Abnormal Calcium Values

  • Patients with abnormal calcium values should be informed that daily intake of calcium is important even though body stores in the bones can be called on to supplement circulating levels.
  • Dietary calcium can be obtained from animal or plant sources: milk and milk products, sardines, clams, oysters, salmon, rhubarb, spinach, beet greens, broccoli, kale, tofu, legumes, and fortified orange juice are high in calcium. Milk and milk products also contain vitamin D and lactose, which assist calcium absorption. Cooked vegetables provide more absorbable calcium than raw vegetables.
  • Explain that there are substances that can inhibit calcium absorption by irreversibly binding to some of the calcium, making it unavailable for absorption. Examples include oxalates, which naturally occur in some vegetables (e.g., beet greens, collards, leeks, okra, parsley, quinoa, spinach, Swiss chard) and are found in tea; phytic acid, found in some cereals (e.g., wheat bran, wheat germ); phosphoric acid, found in dark cola; and insoluble dietary fiber (in excessive amounts).
  • Excessive protein intake can negatively affect calcium absorption, especially when combined with foods high in phosphorus and in the presence of a reduced dietary calcium intake.

Vitamin D Deficiency

  • Discuss that the main dietary sources of vitamin D are fortified dairy foods and cod liver oil, and that vitamin D is also synthesized by the body, in the skin, and is activated by sunlight.

Vitamin K Deficiency

  • Explain that the main dietary sources of vitamin K are broccoli, cabbage, cauliflower, kale, spinach, leaf lettuce, watercress, parsley, and other raw green leafy vegetables, pork, liver, soybeans, mayonnaise, and vegetable oils.

Clinical Judgement

  • Consider ways to encourage self-care to facilitate independence.

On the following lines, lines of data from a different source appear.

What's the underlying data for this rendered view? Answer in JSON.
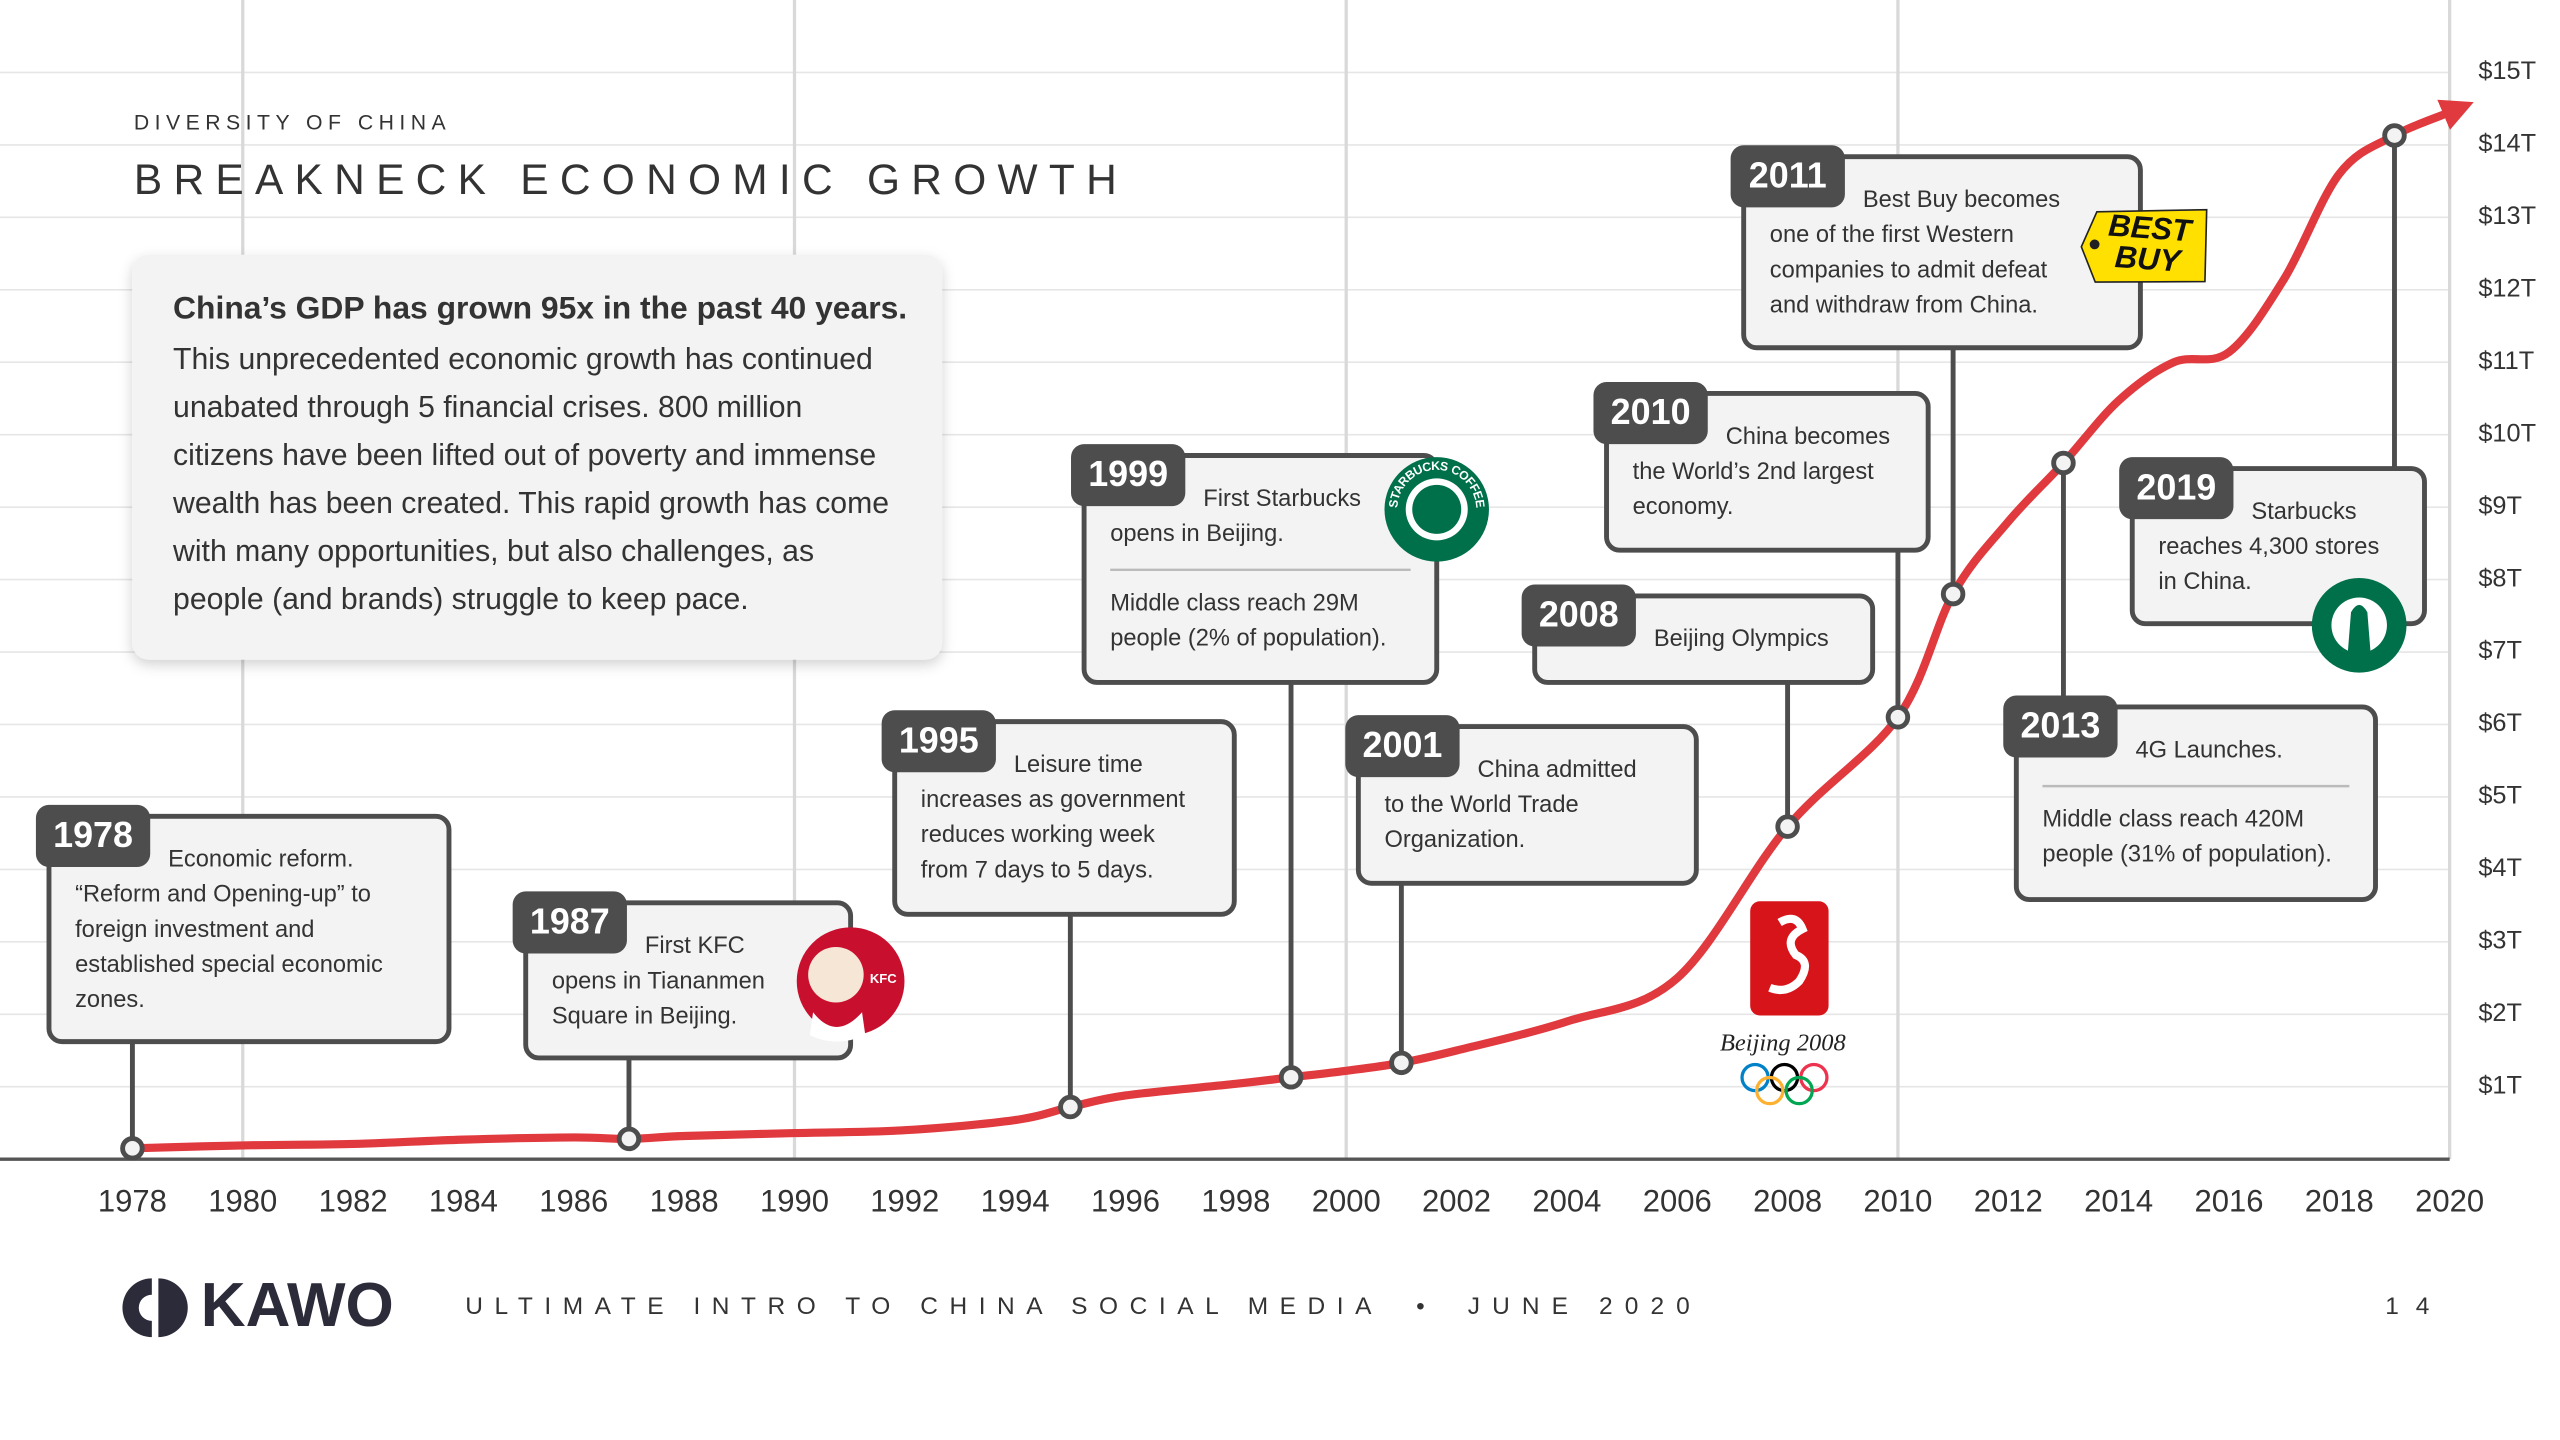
{
  "chart_data": {
    "type": "line",
    "subtitle": "DIVERSITY OF CHINA",
    "title": "BREAKNECK ECONOMIC GROWTH",
    "x": [
      1978,
      1980,
      1982,
      1984,
      1986,
      1987,
      1988,
      1990,
      1992,
      1994,
      1995,
      1996,
      1998,
      1999,
      2000,
      2001,
      2002,
      2004,
      2006,
      2008,
      2010,
      2011,
      2012,
      2013,
      2014,
      2015,
      2016,
      2017,
      2018,
      2019,
      2020
    ],
    "values": [
      0.15,
      0.19,
      0.21,
      0.27,
      0.3,
      0.28,
      0.32,
      0.36,
      0.4,
      0.54,
      0.72,
      0.88,
      1.04,
      1.13,
      1.22,
      1.33,
      1.5,
      1.9,
      2.5,
      4.59,
      6.1,
      7.8,
      8.8,
      9.61,
      10.47,
      11.0,
      11.14,
      12.15,
      13.6,
      14.13,
      14.45
    ],
    "color": "#e0393e",
    "xlim": [
      1975.6,
      2022
    ],
    "ylim": [
      0,
      16
    ],
    "xticks": [
      1978,
      1980,
      1982,
      1984,
      1986,
      1988,
      1990,
      1992,
      1994,
      1996,
      1998,
      2000,
      2002,
      2004,
      2006,
      2008,
      2010,
      2012,
      2014,
      2016,
      2018,
      2020
    ],
    "yticks": [
      {
        "value": 1,
        "label": "$1T"
      },
      {
        "value": 2,
        "label": "$2T"
      },
      {
        "value": 3,
        "label": "$3T"
      },
      {
        "value": 4,
        "label": "$4T"
      },
      {
        "value": 5,
        "label": "$5T"
      },
      {
        "value": 6,
        "label": "$6T"
      },
      {
        "value": 7,
        "label": "$7T"
      },
      {
        "value": 8,
        "label": "$8T"
      },
      {
        "value": 9,
        "label": "$9T"
      },
      {
        "value": 10,
        "label": "$10T"
      },
      {
        "value": 11,
        "label": "$11T"
      },
      {
        "value": 12,
        "label": "$12T"
      },
      {
        "value": 13,
        "label": "$13T"
      },
      {
        "value": 14,
        "label": "$14T"
      },
      {
        "value": 15,
        "label": "$15T"
      }
    ],
    "grid": true,
    "xgrid": [
      1980,
      1990,
      2000,
      2010,
      2020
    ],
    "events": [
      {
        "year": 1978,
        "text": [
          "Economic reform.",
          "“Reform and Opening-up” to",
          "foreign investment and",
          "established special economic",
          "zones."
        ]
      },
      {
        "year": 1987,
        "text": [
          "First KFC",
          "opens in Tiananmen",
          "Square in Beijing."
        ]
      },
      {
        "year": 1995,
        "text": [
          "Leisure time",
          "increases as government",
          "reduces working week",
          "from 7 days to 5 days."
        ]
      },
      {
        "year": 1999,
        "text": [
          "First Starbucks",
          "opens in Beijing."
        ],
        "note": [
          "Middle class reach 29M",
          "people (2% of population)."
        ]
      },
      {
        "year": 2001,
        "text": [
          "China admitted",
          "to the World Trade",
          "Organization."
        ]
      },
      {
        "year": 2008,
        "text": [
          "Beijing Olympics"
        ]
      },
      {
        "year": 2010,
        "text": [
          "China becomes",
          "the World’s 2nd largest",
          "economy."
        ]
      },
      {
        "year": 2011,
        "text": [
          "Best Buy becomes",
          "one of the first Western",
          "companies to admit defeat",
          "and withdraw from China."
        ]
      },
      {
        "year": 2013,
        "text": [
          "4G Launches."
        ],
        "note": [
          "Middle class reach 420M",
          "people (31% of population)."
        ]
      },
      {
        "year": 2019,
        "text": [
          "Starbucks",
          "reaches 4,300 stores",
          "in China."
        ]
      }
    ]
  },
  "summary": {
    "heading": "China’s GDP has grown 95x in the past 40 years.",
    "lines": [
      "This unprecedented economic growth has continued",
      "unabated through 5 financial crises. 800 million",
      "citizens have been lifted out of poverty and immense",
      "wealth has been created. This rapid growth has come",
      "with many opportunities, but also challenges, as",
      "people (and brands) struggle to keep pace."
    ]
  },
  "logos": {
    "kfc": "KFC",
    "starbucks": "STARBUCKS COFFEE",
    "bestbuy": [
      "BEST",
      "BUY"
    ],
    "beijing": "Beijing 2008"
  },
  "footer": {
    "brand": "KAWO",
    "text": "ULTIMATE INTRO TO CHINA SOCIAL MEDIA",
    "separator": "•",
    "date": "JUNE 2020",
    "page": "14"
  }
}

Follow-Up and Desired Outcomes

  • Acknowledges contact information provided for the National Osteoporosis Foundation (www.nof.org) or American College of Rheumatology (www.rheumatology.org).
  • Acknowledges contact information provided for the U.S. Department of Agriculture’s resource for nutrition (www.choosemyplate.gov).
  • Agrees to modify diet to incorporate calcium and vitamin D rich foods.
  • Acknowledges the importance of adhering to fall prevention strategies to decrease injury risk.
  • Seeks counseling to discuss strategies to meet emotional challenges associated with body image changes.